さて、犀川に出るとこの旅はそろそろおしまいで、ここからは長野駅へ向けてただひたすらペダルを回すだけです。
犀川の南を走る土手道の川中島1号線に入りました。この河川敷はりんごや桃などの果樹畑のようです。
さて、川中島と聞けばかの有名な武田信玄と上杉謙信が信濃の覇権をめぐり対決した『川中島の戦い』ですが、その場所はこの犀川と信濃川が合流する三角状の平坦地、つまり写真の右手あたりだそうです。川中島はこの三角状の平坦地を指す名であり、川中島という名の島があるわけではないようです。

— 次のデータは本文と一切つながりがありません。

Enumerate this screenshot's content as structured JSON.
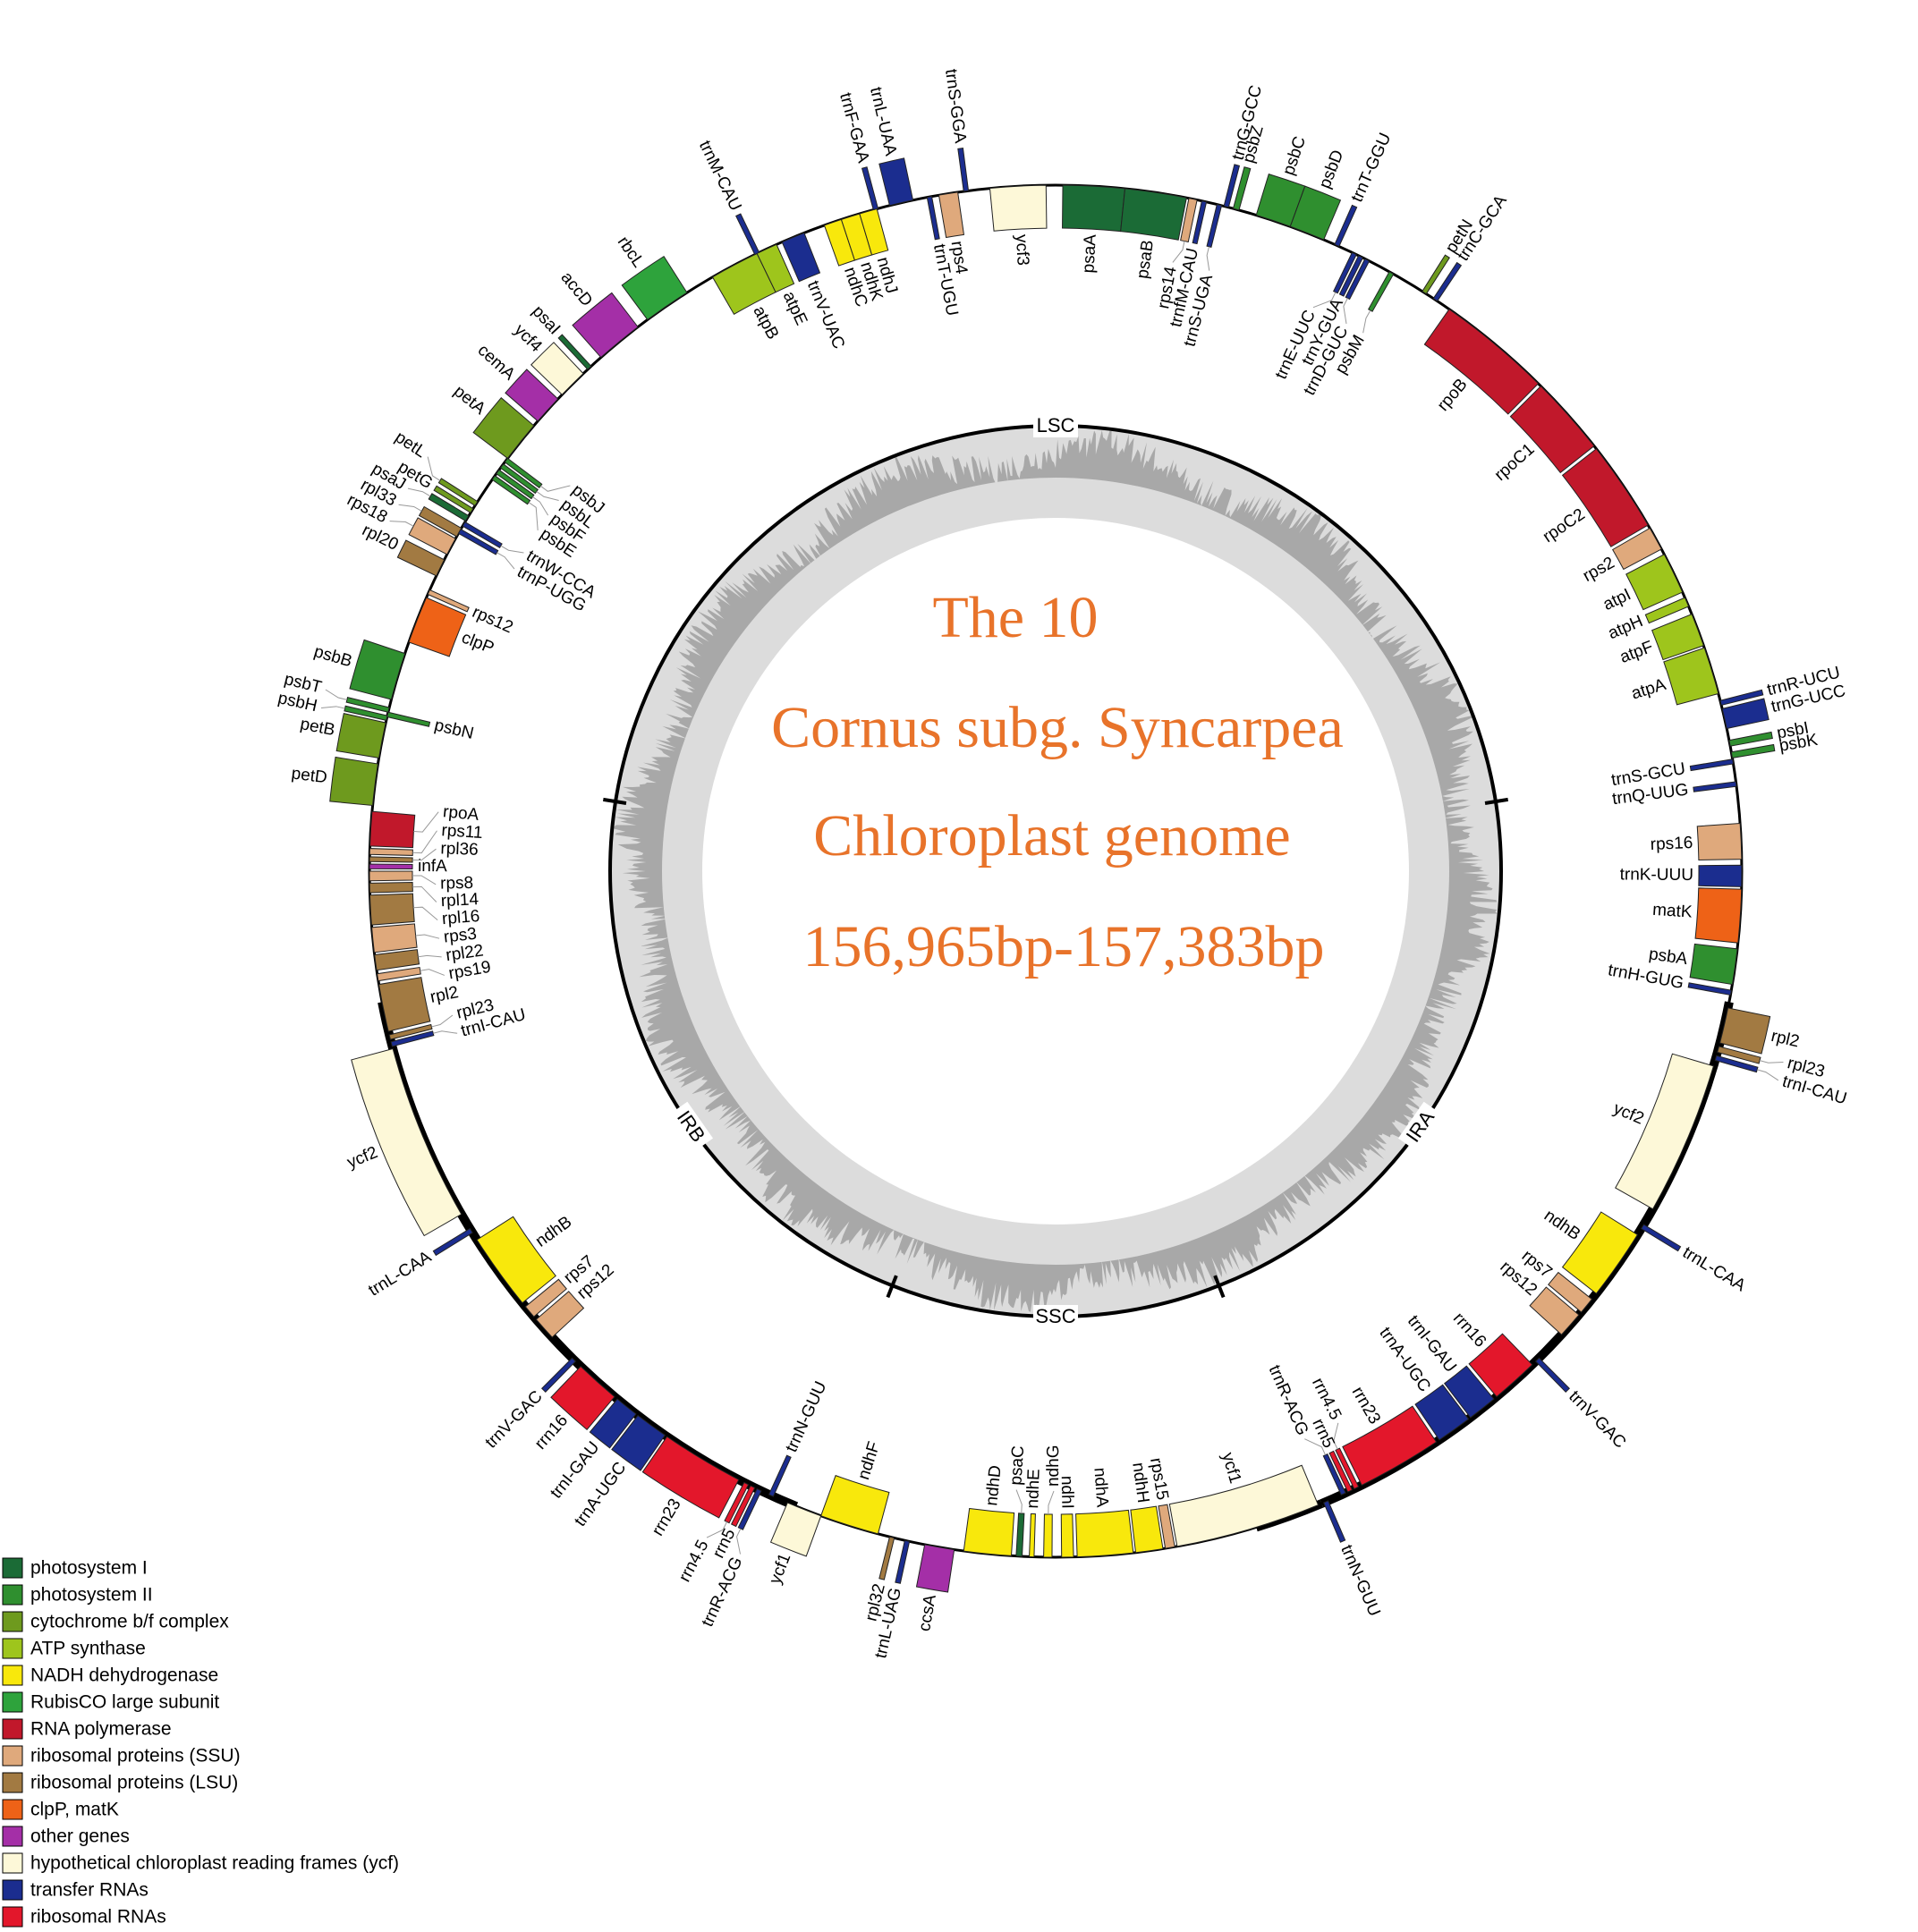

川中島を右に見ながら進んでR117の丹波島橋を渡ります。
広い犀川の流れの遥か彼方に、あの北アルプスが見えます。北アルプス、この三日間、堪能させていただきました。
旧北国街道を通って長野駅に到着。
写真正面の薄茶色の建物が長野駅です。
今日のコースは北アルプスをうしろに見ることになるのでどうかなと思ったのですが、横目や立ち止まって観る北アルプスの姿は壮観でした。
大町や白馬村あたりから近づいて観る北アルプスはもちろん迫力があっていいのですが、このルートは山間の鄙びた集落の上に横たわる北アルプスで、なんとも言えない味わいがあるものでした。この周辺はもう少し研究して、再来する楽しみがあると感じました。
いや〜それにしても北アルプス、やっぱり凄いですね〜 これは日本が世界に誇れる景色の一つに間違いありません。